Neprylisine is a neutral endopeptidase that is responsible for the degradation of natriuretic peptides in the kidneys, liver and lungs. By inhibiting its action, we can increase circulating levels of ANP and BNP which can lead to diuresis and natriuresis which reduces oedema caused by heart failure and thus reduces the pre and after load on the heart which can all aid in treating heart failure. The drug is Sacubitril.

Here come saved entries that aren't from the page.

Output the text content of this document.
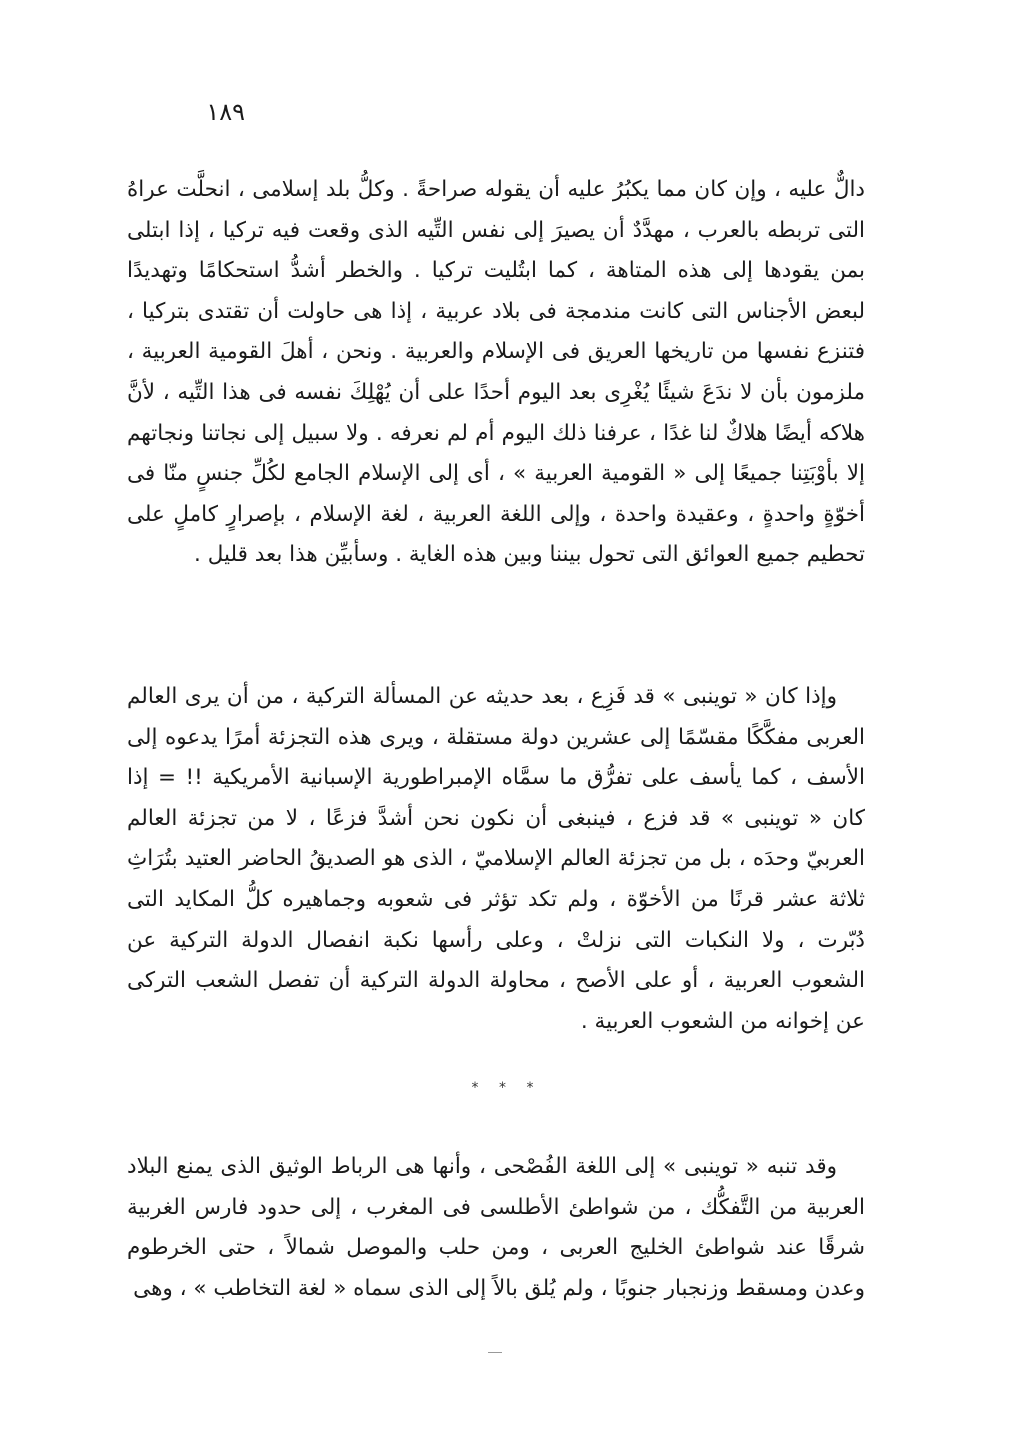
١٨٩

دالٌّ عليه ، وإن كان مما يكبُرُ عليه أن يقوله صراحةً . وكلُّ بلد إسلامى ، انحلَّت عراهُ التى تربطه بالعرب ، مهدَّدٌ أن يصيرَ إلى نفس التِّيه الذى وقعت فيه تركيا ، إذا ابتلى بمن يقودها إلى هذه المتاهة ، كما ابتُليت تركيا . والخطر أشدُّ استحكامًا وتهديدًا لبعض الأجناس التى كانت مندمجة فى بلاد عربية ، إذا هى حاولت أن تقتدى بتركيا ، فتنزع نفسها من تاريخها العريق فى الإسلام والعربية . ونحن ، أهلَ القومية العربية ، ملزمون بأن لا ندَعَ شيئًا يُغْرِى بعد اليوم أحدًا على أن يُهْلِكَ نفسه فى هذا التِّيه ، لأنَّ هلاكه أيضًا هلاكٌ لنا غدًا ، عرفنا ذلك اليوم أم لم نعرفه . ولا سبيل إلى نجاتنا ونجاتهم إلا بأوْبَتِنا جميعًا إلى « القومية العربية » ، أى إلى الإسلام الجامع لكُلِّ جنسٍ منّا فى أخوّةٍ واحدةٍ ، وعقيدة واحدة ، وإلى اللغة العربية ، لغة الإسلام ، بإصرارٍ كاملٍ على تحطيم جميع العوائق التى تحول بيننا وبين هذه الغاية . وسأبيِّن هذا بعد قليل .

وإذا كان « توينبى » قد فَزِع ، بعد حديثه عن المسألة التركية ، من أن يرى العالم العربى مفكَّكًا مقسّمًا إلى عشرين دولة مستقلة ، ويرى هذه التجزئة أمرًا يدعوه إلى الأسف ، كما يأسف على تفرُّق ما سمَّاه الإمبراطورية الإسبانية الأمريكية !! = إذا كان « توينبى » قد فزع ، فينبغى أن نكون نحن أشدَّ فزعًا ، لا من تجزئة العالم العربيّ وحدَه ، بل من تجزئة العالم الإسلاميّ ، الذى هو الصديقُ الحاضر العتيد بتُرَاثِ ثلاثة عشر قرنًا من الأخوّة ، ولم تكد تؤثر فى شعوبه وجماهيره كلُّ المكايد التى دُبّرت ، ولا النكبات التى نزلتْ ، وعلى رأسها نكبة انفصال الدولة التركية عن الشعوب العربية ، أو على الأصح ، محاولة الدولة التركية أن تفصل الشعب التركى عن إخوانه من الشعوب العربية .

* * *

وقد تنبه « توينبى » إلى اللغة الفُصْحى ، وأنها هى الرباط الوثيق الذى يمنع البلاد العربية من التَّفكُّك ، من شواطئ الأطلسى فى المغرب ، إلى حدود فارس الغربية شرقًا عند شواطئ الخليج العربى ، ومن حلب والموصل شمالاً ، حتى الخرطوم وعدن ومسقط وزنجبار جنوبًا ، ولم يُلق بالاً إلى الذى سماه « لغة التخاطب » ، وهى
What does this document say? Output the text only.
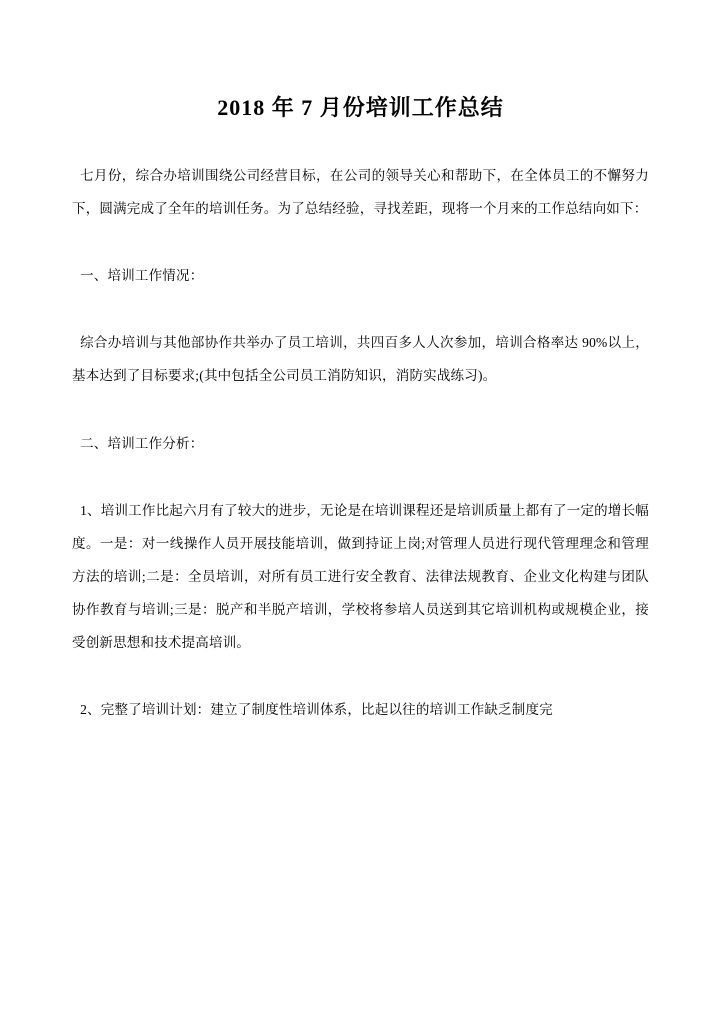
2018 年 7 月份培训工作总结

七月份，综合办培训围绕公司经营目标，在公司的领导关心和帮助下，在全体员工的不懈努力下，圆满完成了全年的培训任务。为了总结经验，寻找差距，现将一个月来的工作总结向如下：

一、培训工作情况：

综合办培训与其他部协作共举办了员工培训，共四百多人人次参加，培训合格率达 90%以上，基本达到了目标要求;(其中包括全公司员工消防知识，消防实战练习)。

二、培训工作分析：

1、培训工作比起六月有了较大的进步，无论是在培训课程还是培训质量上都有了一定的增长幅度。一是：对一线操作人员开展技能培训，做到持证上岗;对管理人员进行现代管理理念和管理方法的培训;二是：全员培训，对所有员工进行安全教育、法律法规教育、企业文化构建与团队协作教育与培训;三是：脱产和半脱产培训，学校将参培人员送到其它培训机构或规模企业，接受创新思想和技术提高培训。

2、完整了培训计划：建立了制度性培训体系，比起以往的培训工作缺乏制度完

9. Give examples of endothelium-derived vasodilators and vasoconstrictors.

Vasodilators- PGI2 and NO

Vasoconstrictors- Endothelins (ET-1, ET-2 and ET-3) 

MIGRAINE PATHOLOGY:

Migraines involve the release of the peptide neurotransmitter (this peptide is related to the calcitonin gene), from the trigeminal nerve distribution into the intracranial arteries. Vasodilation and extravasation of blood plasma and plasma proteins into the perivascular space is caused by this neurotransmitter. This further causes mechanical stretching and this activates pain nerve endings in the dura. This may be the cause of painful headaches associated with migraines.

TREATMENT:

Anti-inflammatory analgesics such as asprin are often helpful in treating migraine pain.

Beta blockers and calcium channel blockers such as propranolol and verapamil are effective for migraine prophylaxis in some patients.

Anticonvulsants such as valproic acid in the prophylactic treatment of migraines.

Triptans such as sumatriptan are a first-line treatments for migraines, they are partial agonists of serotonin 1B / 1D receptors and selective agonists for 5-HT1D and 5-HT1B and this increases intracranial vasoconstriction, thereby preventing cranial vasodilation, which causes pain by stretching the sensory nerve endings.

Ergot alkaloids such as ergonovine have mixed partial agonistic effects on serotonin-2 receptors and alpha-adrenoceptors; they cause significant smooth muscle contraction, but block alpha-agonistic vasoconstriction.